Priscianus Caesariensis (fl.AD 500), commonly known as Priscian (/ˈprɪʃən/ or /ˈprɪʃiən/), was a Latin grammarian and the author of the Institutes of Grammar which was the standard textbook for the study of Latin during the Middle Ages. It also provided the raw material for the field of speculative grammar.

The details of Priscian's life are largely unknown. Priscian was born and raised in the North-African city of Caesarea (modern Cherchell, Algeria) the capital of the Roman province of Mauretania Caesariensis. According to Cassiodorus, he taught Latin at Constantinople in the early sixth century. His minor works include a panegyric to Anastasius (491—518), written about 512, which helps establish his time period. In addition, the manuscripts of his Institutes contain a subscription to the effect that the work was copied (526, 527) by Flavius Theodorus, a clerk in the imperial secretariat.

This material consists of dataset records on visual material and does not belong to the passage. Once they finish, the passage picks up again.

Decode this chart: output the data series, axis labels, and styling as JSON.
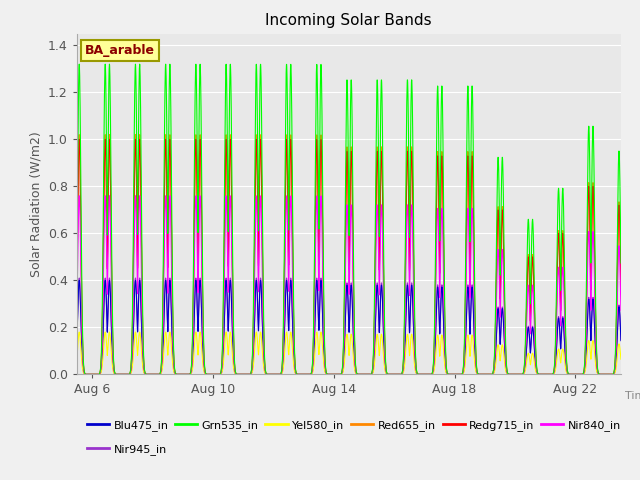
{
  "title": "Incoming Solar Bands",
  "xlabel": "Time",
  "ylabel": "Solar Radiation (W/m2)",
  "annotation": "BA_arable",
  "ylim": [
    0,
    1.45
  ],
  "background_color": "#f0f0f0",
  "plot_bg_color": "#e8e8e8",
  "series": [
    {
      "name": "Blu475_in",
      "color": "#0000cc",
      "lw": 0.8
    },
    {
      "name": "Grn535_in",
      "color": "#00ff00",
      "lw": 0.8
    },
    {
      "name": "Yel580_in",
      "color": "#ffff00",
      "lw": 0.8
    },
    {
      "name": "Red655_in",
      "color": "#ff8800",
      "lw": 0.8
    },
    {
      "name": "Redg715_in",
      "color": "#ff0000",
      "lw": 0.8
    },
    {
      "name": "Nir840_in",
      "color": "#ff00ff",
      "lw": 0.8
    },
    {
      "name": "Nir945_in",
      "color": "#9933cc",
      "lw": 0.8
    }
  ],
  "xtick_labels": [
    "Aug 6",
    "Aug 10",
    "Aug 14",
    "Aug 18",
    "Aug 22"
  ],
  "ytick_labels": [
    "0.0",
    "0.2",
    "0.4",
    "0.6",
    "0.8",
    "1.0",
    "1.2",
    "1.4"
  ],
  "ytick_values": [
    0.0,
    0.2,
    0.4,
    0.6,
    0.8,
    1.0,
    1.2,
    1.4
  ],
  "num_days": 19,
  "peak_scales": {
    "Blu475_in": 0.4,
    "Grn535_in": 1.32,
    "Yel580_in": 0.18,
    "Red655_in": 1.02,
    "Redg715_in": 1.0,
    "Nir840_in": 0.76,
    "Nir945_in": 0.41
  },
  "day_peaks": [
    1.0,
    1.0,
    1.0,
    1.0,
    1.0,
    1.0,
    1.0,
    1.0,
    1.0,
    0.95,
    0.95,
    0.95,
    0.93,
    0.93,
    0.7,
    0.5,
    0.6,
    0.8,
    0.72
  ],
  "legend_names": [
    "Blu475_in",
    "Grn535_in",
    "Yel580_in",
    "Red655_in",
    "Redg715_in",
    "Nir840_in",
    "Nir945_in"
  ]
}
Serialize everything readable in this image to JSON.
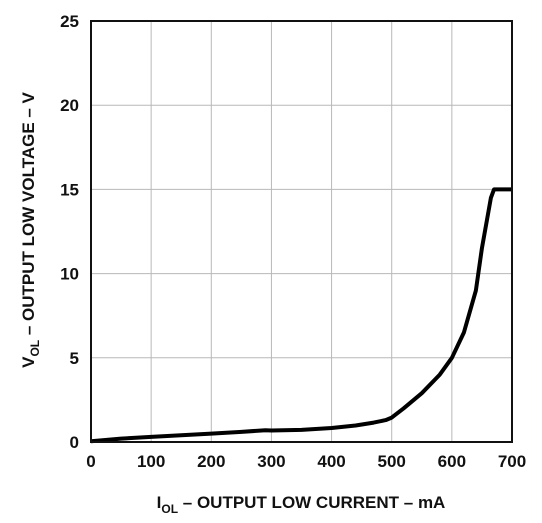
{
  "chart_data": {
    "type": "line",
    "title": "",
    "xlabel": {
      "prefix": "I",
      "subscript": "OL",
      "text": " – OUTPUT LOW CURRENT – mA"
    },
    "ylabel": {
      "prefix": "V",
      "subscript": "OL",
      "text": " – OUTPUT LOW VOLTAGE – V"
    },
    "xlim": [
      0,
      700
    ],
    "ylim": [
      0,
      25
    ],
    "xticks": [
      "0",
      "100",
      "200",
      "300",
      "400",
      "500",
      "600",
      "700"
    ],
    "yticks": [
      "0",
      "5",
      "10",
      "15",
      "20",
      "25"
    ],
    "grid": true,
    "legend": "none",
    "line_color": "#000000",
    "series": [
      {
        "x": [
          0,
          50,
          100,
          150,
          200,
          250,
          290,
          300,
          350,
          400,
          440,
          470,
          490,
          500,
          520,
          550,
          580,
          600,
          620,
          640,
          650,
          660,
          665,
          670,
          680,
          700
        ],
        "y": [
          0.05,
          0.2,
          0.3,
          0.4,
          0.5,
          0.6,
          0.7,
          0.68,
          0.72,
          0.83,
          0.98,
          1.15,
          1.3,
          1.45,
          2.0,
          2.9,
          4.0,
          5.0,
          6.5,
          9.0,
          11.5,
          13.5,
          14.5,
          15.0,
          15.0,
          15.0
        ]
      }
    ]
  }
}
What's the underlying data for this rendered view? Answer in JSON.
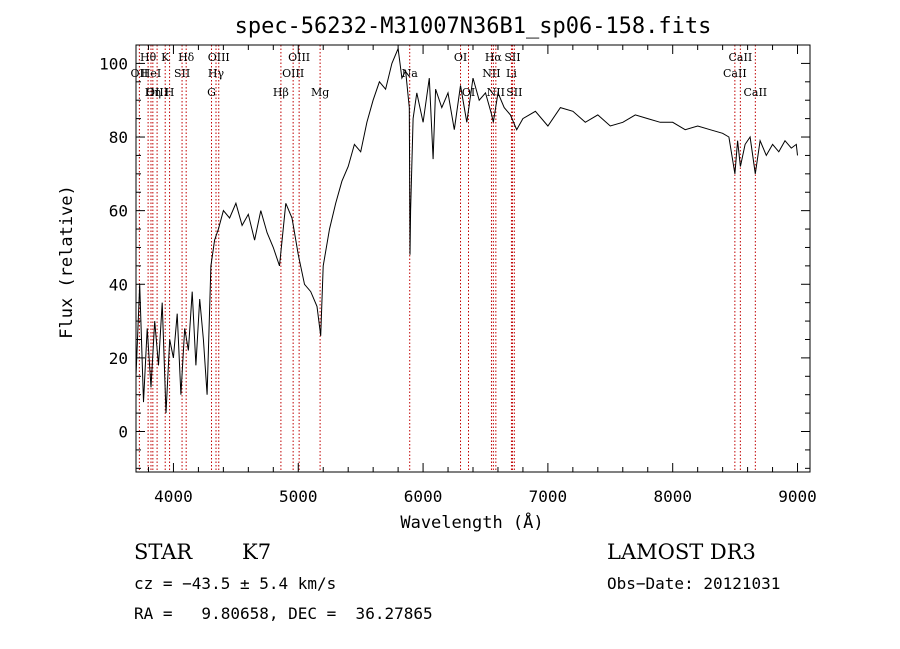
{
  "chart_data": {
    "type": "line",
    "title": "spec-56232-M31007N36B1_sp06-158.fits",
    "xlabel": "Wavelength (Å)",
    "ylabel": "Flux (relative)",
    "xlim": [
      3700,
      9100
    ],
    "ylim": [
      -11,
      105
    ],
    "xticks": [
      4000,
      5000,
      6000,
      7000,
      8000,
      9000
    ],
    "yticks": [
      0,
      20,
      40,
      60,
      80,
      100
    ],
    "grid": false,
    "series": [
      {
        "x": [
          3700,
          3730,
          3760,
          3790,
          3820,
          3850,
          3880,
          3910,
          3940,
          3970,
          4000,
          4030,
          4060,
          4090,
          4120,
          4150,
          4180,
          4210,
          4240,
          4270,
          4300,
          4330,
          4360,
          4400,
          4450,
          4500,
          4550,
          4600,
          4650,
          4700,
          4750,
          4800,
          4850,
          4900,
          4950,
          5000,
          5050,
          5100,
          5150,
          5180,
          5200,
          5250,
          5300,
          5350,
          5400,
          5450,
          5500,
          5550,
          5600,
          5650,
          5700,
          5750,
          5800,
          5830,
          5860,
          5890,
          5895,
          5900,
          5920,
          5950,
          6000,
          6050,
          6080,
          6100,
          6150,
          6200,
          6250,
          6300,
          6350,
          6400,
          6450,
          6500,
          6550,
          6563,
          6600,
          6650,
          6700,
          6750,
          6800,
          6850,
          6900,
          7000,
          7100,
          7200,
          7300,
          7400,
          7500,
          7600,
          7700,
          7800,
          7900,
          8000,
          8100,
          8200,
          8300,
          8400,
          8450,
          8498,
          8520,
          8542,
          8580,
          8620,
          8662,
          8700,
          8750,
          8800,
          8850,
          8900,
          8950,
          8990,
          9000
        ],
        "y": [
          15,
          40,
          8,
          28,
          12,
          30,
          18,
          35,
          5,
          25,
          20,
          32,
          10,
          28,
          22,
          38,
          18,
          36,
          25,
          10,
          45,
          52,
          55,
          60,
          58,
          62,
          56,
          59,
          52,
          60,
          54,
          50,
          45,
          62,
          58,
          48,
          40,
          38,
          34,
          26,
          45,
          55,
          62,
          68,
          72,
          78,
          76,
          84,
          90,
          95,
          93,
          100,
          104,
          96,
          98,
          88,
          48,
          60,
          85,
          92,
          84,
          96,
          74,
          93,
          88,
          92,
          82,
          94,
          84,
          96,
          90,
          92,
          86,
          84,
          92,
          88,
          86,
          82,
          85,
          86,
          87,
          83,
          88,
          87,
          84,
          86,
          83,
          84,
          86,
          85,
          84,
          84,
          82,
          83,
          82,
          81,
          80,
          70,
          79,
          72,
          78,
          80,
          70,
          79,
          75,
          78,
          76,
          79,
          77,
          78,
          75
        ]
      }
    ],
    "lines": [
      {
        "label": "Hθ",
        "x": 3797
      },
      {
        "label": "OII",
        "x": 3727
      },
      {
        "label": "HeI",
        "x": 3820
      },
      {
        "label": "Hη",
        "x": 3835
      },
      {
        "label": "OIII",
        "x": 3869
      },
      {
        "label": "K",
        "x": 3934
      },
      {
        "label": "H",
        "x": 3969
      },
      {
        "label": "SII",
        "x": 4069
      },
      {
        "label": "Hδ",
        "x": 4102
      },
      {
        "label": "OIII",
        "x": 4363
      },
      {
        "label": "Hγ",
        "x": 4341
      },
      {
        "label": "G",
        "x": 4305
      },
      {
        "label": "Hβ",
        "x": 4861
      },
      {
        "label": "OIII",
        "x": 5007
      },
      {
        "label": "OIII",
        "x": 4959
      },
      {
        "label": "Mg",
        "x": 5175
      },
      {
        "label": "Na",
        "x": 5893
      },
      {
        "label": "OI",
        "x": 6300
      },
      {
        "label": "OI",
        "x": 6364
      },
      {
        "label": "Hα",
        "x": 6563
      },
      {
        "label": "NII",
        "x": 6548
      },
      {
        "label": "NII",
        "x": 6583
      },
      {
        "label": "SII",
        "x": 6716
      },
      {
        "label": "Li",
        "x": 6708
      },
      {
        "label": "SII",
        "x": 6731
      },
      {
        "label": "CaII",
        "x": 8542
      },
      {
        "label": "CaII",
        "x": 8498
      },
      {
        "label": "CaII",
        "x": 8662
      }
    ]
  },
  "info": {
    "object_type": "STAR",
    "subclass": "K7",
    "survey": "LAMOST DR3",
    "cz": "cz = −43.5 ± 5.4 km/s",
    "obs_date": "Obs−Date: 20121031",
    "radec": "RA =   9.80658, DEC =  36.27865"
  },
  "colors": {
    "spectrum": "#000000",
    "line_markers": "#c00000"
  }
}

Priscian's most famous work, the Institutes of Grammar (Latin: Institutiones Grammaticae), is a systematic exposition of Latin grammar. The dedication to Julian probably indicates the consul and patrician, not the author of a well-known epitome of Justinian's Novellae, who lived somewhat later than Priscian. The grammar is divided into eighteen books, of which the first sixteen deal mainly with sounds, word-formation and inflexions; the last two, which form from a fourth to a third of the whole work, deal with syntax.